23 Eki 2011

Kırlangıçları hep çok sevdim.



Kırlangıçları hep çok sevdim.

Ayvalık'ta bir açık hava otelindeyim, resepsiyon da açıkta.

Resepsiyonun köşesinde bir kırlangıç yuvası var; üç yavru, kafalar dışarıda,gagalar açık.
Anne ve baba gidip gelip yiyecek getiriyorlar ve ayrı zamanlarda geldikleri için birbirlerini görmüyorlar.

AİLE BAĞLARI.

Anne birinci yavruya yem veriyor, birazdan baba gelip ikinciye, anne tekrar geldiğinde üçüncüye,baba gelip birinciye,inanılır gibi değil, sırayı hiç şaşırmadılar.

ADALET.

Akşama doğru sudan çıktım, baktım yuvaya siyah bir kedi yaklaşmış.
O ufacık ana baba canhıraş bir şekilde dalıp, çıkıp kediyi uzağa kadar kovaladılar.

CESARET.

Otel sahibi şunları anlattı:
Bahar başlarında göçten döndüklerinde yuvanın bulunduğu bölümün kapalı olduğunu görünce, resepsiyon görevlisinin kaldığı odaya girip çıkıp onu uyandırmışlar.

AKIL.

Sabah su içmek için fıskiyenin üzerinde dolaşıp çığlıklar atıyorlardı, ta ki fıskiye açılana kadar.

İLETİŞİM.

Yuvalarını öyle bir yaparlar ki yıllarca dayanır.

KALİTE.

Yazları sıcak ülkelere göç ederler.

YENİLİK.

Onların yaptığı yuva, diğer kuşların saman çöplerini üst üste koyarak yaptığı dingildik yuvalara hiç benzemez. 

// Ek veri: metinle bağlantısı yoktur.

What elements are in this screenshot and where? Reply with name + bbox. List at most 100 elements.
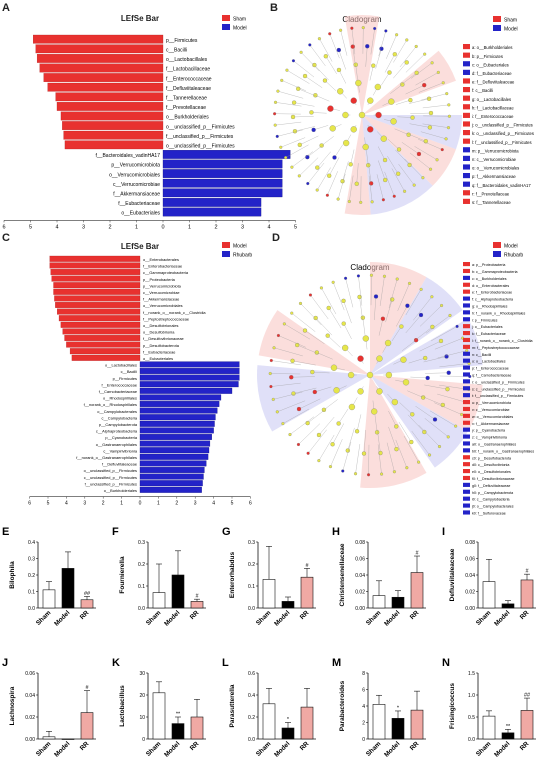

Benzer bir yuva yapabilen başka bir kuş yoktur.

FARKLILIK.

Hiç kırlangıçları bir yerde pineklerken hatırlıyor musunuz? Devamlı uçarlar.

ÇALIŞKANLIK.

İnanılmaz hızlıdırlar, su zerresini havada yakalarlar.

HIZ.

Binlerce mil uzaktan hep aynı yuvaya dönerler.

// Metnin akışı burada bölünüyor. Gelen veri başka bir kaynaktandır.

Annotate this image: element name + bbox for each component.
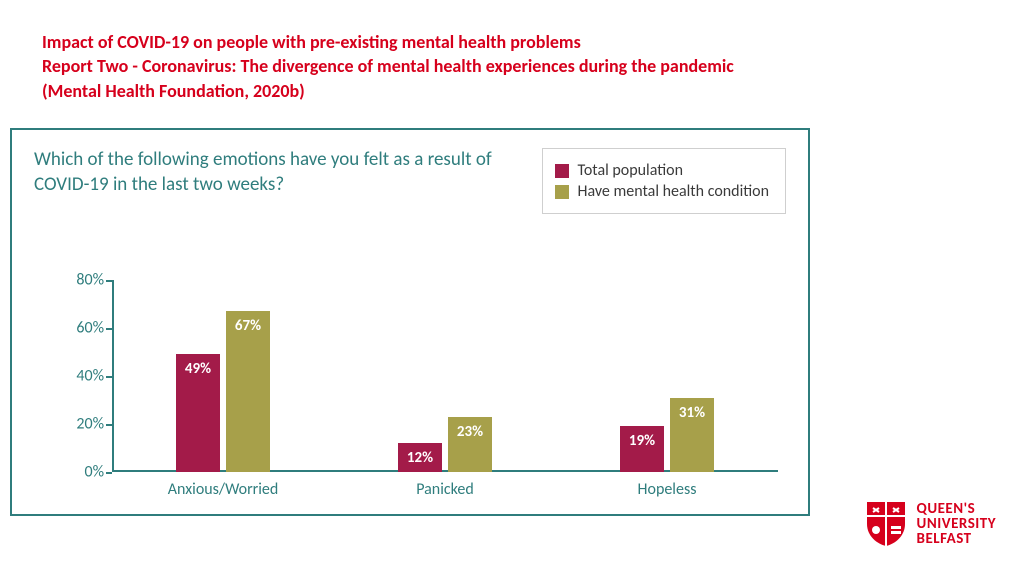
y-tick-mark xyxy=(106,424,112,426)
heading-line-1: Impact of COVID-19 on people with pre-ex… xyxy=(42,30,982,54)
y-tick-mark xyxy=(106,376,112,378)
bar-group: 49%67%Anxious/Worried xyxy=(112,280,334,472)
logo-text: QUEEN'S UNIVERSITY BELFAST xyxy=(917,502,996,547)
bar: 19% xyxy=(620,426,664,472)
bar: 67% xyxy=(226,311,270,472)
y-tick-mark xyxy=(106,280,112,282)
bar-group: 12%23%Panicked xyxy=(334,280,556,472)
legend-label: Total population xyxy=(577,161,683,180)
y-tick-label: 0% xyxy=(84,463,104,482)
university-logo: QUEEN'S UNIVERSITY BELFAST xyxy=(865,500,996,548)
y-tick-label: 60% xyxy=(76,319,104,338)
bar: 49% xyxy=(176,354,220,472)
bar-group: 19%31%Hopeless xyxy=(556,280,778,472)
y-tick-label: 40% xyxy=(76,367,104,386)
bar-groups: 49%67%Anxious/Worried12%23%Panicked19%31… xyxy=(112,280,778,472)
category-label: Panicked xyxy=(334,480,556,499)
heading-block: Impact of COVID-19 on people with pre-ex… xyxy=(42,30,982,103)
y-tick-label: 20% xyxy=(76,415,104,434)
bar: 23% xyxy=(448,417,492,472)
y-tick-mark xyxy=(106,472,112,474)
chart-header-row: Which of the following emotions have you… xyxy=(34,148,786,214)
shield-icon xyxy=(865,500,907,548)
plot-area: 49%67%Anxious/Worried12%23%Panicked19%31… xyxy=(112,280,778,472)
logo-line-3: BELFAST xyxy=(917,532,996,547)
chart-container: Which of the following emotions have you… xyxy=(10,128,810,516)
bar: 31% xyxy=(670,398,714,472)
slide: Impact of COVID-19 on people with pre-ex… xyxy=(0,0,1024,576)
y-tick-mark xyxy=(106,328,112,330)
legend-label: Have mental health condition xyxy=(577,182,769,201)
bar: 12% xyxy=(398,443,442,472)
legend-item: Have mental health condition xyxy=(555,182,769,201)
category-label: Anxious/Worried xyxy=(112,480,334,499)
category-label: Hopeless xyxy=(556,480,778,499)
y-tick-label: 80% xyxy=(76,271,104,290)
heading-line-3: (Mental Health Foundation, 2020b) xyxy=(42,79,982,103)
heading-line-2: Report Two - Coronavirus: The divergence… xyxy=(42,54,982,78)
legend-swatch xyxy=(555,164,569,178)
legend: Total population Have mental health condi… xyxy=(542,148,786,214)
legend-swatch xyxy=(555,185,569,199)
chart-title: Which of the following emotions have you… xyxy=(34,148,524,197)
legend-item: Total population xyxy=(555,161,769,180)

Ömürlerinin sonuna kadar yuvalarına bağlıdırlar.

YURT SEVGİSİ.

Ben Kırlangıçları hep çok sevdim...


alıntı.

5 yorum:

  1. Ne güzel ve üstün özelliklere sahipmiş bu minik sevimli kuşlar. En çok ta son şıktaki özellikleri nedeniyle ben de daha çok seveceğim artık kırlangıçları.

    İyi geceler

    YanıtlaSil
  2. Kırlangıçları hep çok sevmekte çok haklısınız..Sevilmeyecek gibi değiller ki..

    Merhaba..

    YanıtlaSil
  3. Teşekkür ediyorum sevgili dostlar,bir sorundan dolayı geç cevapladığım için bağışlayın,tekrar görüşmek dileğiyle sevgiyle kalın..

    Saygılar.

    YanıtlaSil
  4. Tufan Bey, merhaba biliyor musunuz bende kırlangıçları hep sevdim.
    Bir gün çatımdan düştü bir yavru kırlangıç kaldırdım bir ağacın dalına koydum. Olmadı, tekrar düştü. Kıyamadım ortalıkta bırakmaya. Onunda hiç niyeti yoktu beni bırakıp uçmaya. Zira kollarımı kendine yuva belledi, ayaklarıyla sımsıkı sarıldı giysilerime. Yem verdim yemedi, su verdim içmedi. Beklemeye başladık beraberce... O dolaşdı durdu kah kollarımda kah saçlarımın arasında. Çünkü yapabildiği tek şey minicik ayaklarıyla dolaşmaktı ve beklemek. Bekledim, bekledi saatlerce... Taki cesaretlenip uçuncaya dek. Ve güneş batmaya hazırlanacakken uçuverdi. O minik kanatlarıyla güneşin kızıllığında kayboldu. Kim bilir belkide ilk uçuşunu benim avuçlarımdan yaptı. O gün ki duygularımın tarifi yok. Evet sevdim tüm kuşları ama kırlangıçları başka...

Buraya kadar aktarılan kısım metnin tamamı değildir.